Wednesday, June 1, 2011

Auto-Tune.

I've been lately interrogating my anti-Auto-Tune stance because, I'm a little embarrassed to admit, I've watched a couple episodes of Glee and actually kind of enjoyed them or I should say found more in them to enjoy than I thought possible. I still find it too conservative for my taste, but it can be sneakily subversive. I'm finding it more interesting, and funnier, than I used to, and I don't know if it has changed or I have. Both, most likely.

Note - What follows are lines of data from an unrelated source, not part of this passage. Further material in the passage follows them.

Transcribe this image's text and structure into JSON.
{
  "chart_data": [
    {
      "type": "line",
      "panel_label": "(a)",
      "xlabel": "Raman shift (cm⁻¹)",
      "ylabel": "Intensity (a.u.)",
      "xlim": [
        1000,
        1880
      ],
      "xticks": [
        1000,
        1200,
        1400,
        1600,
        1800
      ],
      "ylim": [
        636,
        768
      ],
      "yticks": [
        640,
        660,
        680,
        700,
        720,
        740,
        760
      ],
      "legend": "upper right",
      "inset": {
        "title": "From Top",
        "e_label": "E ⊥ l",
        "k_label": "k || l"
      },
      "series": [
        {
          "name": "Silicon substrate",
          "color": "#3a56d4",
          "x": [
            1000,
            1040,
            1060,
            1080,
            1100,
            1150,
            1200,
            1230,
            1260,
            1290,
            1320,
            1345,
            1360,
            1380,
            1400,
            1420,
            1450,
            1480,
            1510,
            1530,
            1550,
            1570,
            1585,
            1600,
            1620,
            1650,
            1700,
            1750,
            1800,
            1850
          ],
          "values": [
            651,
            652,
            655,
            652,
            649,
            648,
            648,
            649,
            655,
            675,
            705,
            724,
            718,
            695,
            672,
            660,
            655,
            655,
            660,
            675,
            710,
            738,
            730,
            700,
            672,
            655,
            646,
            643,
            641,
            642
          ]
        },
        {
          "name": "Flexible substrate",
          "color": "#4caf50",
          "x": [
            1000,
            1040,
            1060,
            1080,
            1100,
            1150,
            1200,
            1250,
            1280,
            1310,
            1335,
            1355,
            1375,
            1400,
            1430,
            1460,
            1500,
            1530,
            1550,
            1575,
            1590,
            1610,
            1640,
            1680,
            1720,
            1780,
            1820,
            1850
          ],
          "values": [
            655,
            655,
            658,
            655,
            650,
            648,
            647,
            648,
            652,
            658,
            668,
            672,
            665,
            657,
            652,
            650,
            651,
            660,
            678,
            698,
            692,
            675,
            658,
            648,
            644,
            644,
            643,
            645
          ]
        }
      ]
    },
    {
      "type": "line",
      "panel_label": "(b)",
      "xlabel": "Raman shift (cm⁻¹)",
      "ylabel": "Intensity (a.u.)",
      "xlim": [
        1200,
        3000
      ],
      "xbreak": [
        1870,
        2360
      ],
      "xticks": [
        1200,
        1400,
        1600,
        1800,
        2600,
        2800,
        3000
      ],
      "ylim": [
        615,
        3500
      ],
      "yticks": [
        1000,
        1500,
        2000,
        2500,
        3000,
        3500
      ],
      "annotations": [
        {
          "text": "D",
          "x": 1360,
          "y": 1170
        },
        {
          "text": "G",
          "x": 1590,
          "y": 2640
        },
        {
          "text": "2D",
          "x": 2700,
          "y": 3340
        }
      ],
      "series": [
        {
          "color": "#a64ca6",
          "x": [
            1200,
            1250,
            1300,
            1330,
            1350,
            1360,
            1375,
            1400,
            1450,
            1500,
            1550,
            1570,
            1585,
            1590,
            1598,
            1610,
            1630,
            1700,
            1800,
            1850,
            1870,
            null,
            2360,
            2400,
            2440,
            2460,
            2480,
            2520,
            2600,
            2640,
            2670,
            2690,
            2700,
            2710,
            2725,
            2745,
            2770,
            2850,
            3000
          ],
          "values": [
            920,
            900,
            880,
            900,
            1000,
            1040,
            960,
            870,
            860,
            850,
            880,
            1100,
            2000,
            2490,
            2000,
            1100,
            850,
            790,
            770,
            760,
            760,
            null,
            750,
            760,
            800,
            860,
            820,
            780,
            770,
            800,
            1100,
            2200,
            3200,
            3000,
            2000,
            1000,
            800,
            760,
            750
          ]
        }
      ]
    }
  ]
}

Anyway, because I was feeling a little warmer toward the show, I began to wonder if Auto-Tune as a tool to create a certain kind of shiny pop performance was possibly not so evil.

And then I remembered this.

And this:



These vocal performances are processed to be sure, but with analog technology that can add to but can't fundamentally alter the voice in the way that Auto-Tune does. These are perfect pop vocal performances, flawless, shiny as glass. Yet they retain the essential emotional quality of human beings singing, a quality that is erased by the overuse of Auto-Tune. Barry and Frida actually sang like that into a microphone and they brought yearning and heartbreak to every perfect note.

Call me an old curmudgeon, but something important is lost when you create that perfect pop vocal in a computer instead of in the human heart and throat. Something you can actually hear and measure. Something good. It's like when people look at you with a forced, sad smile and tell you that Stouffer's frozen lasagna is "actually very tasty." Well, okay. Keep telling yourself that.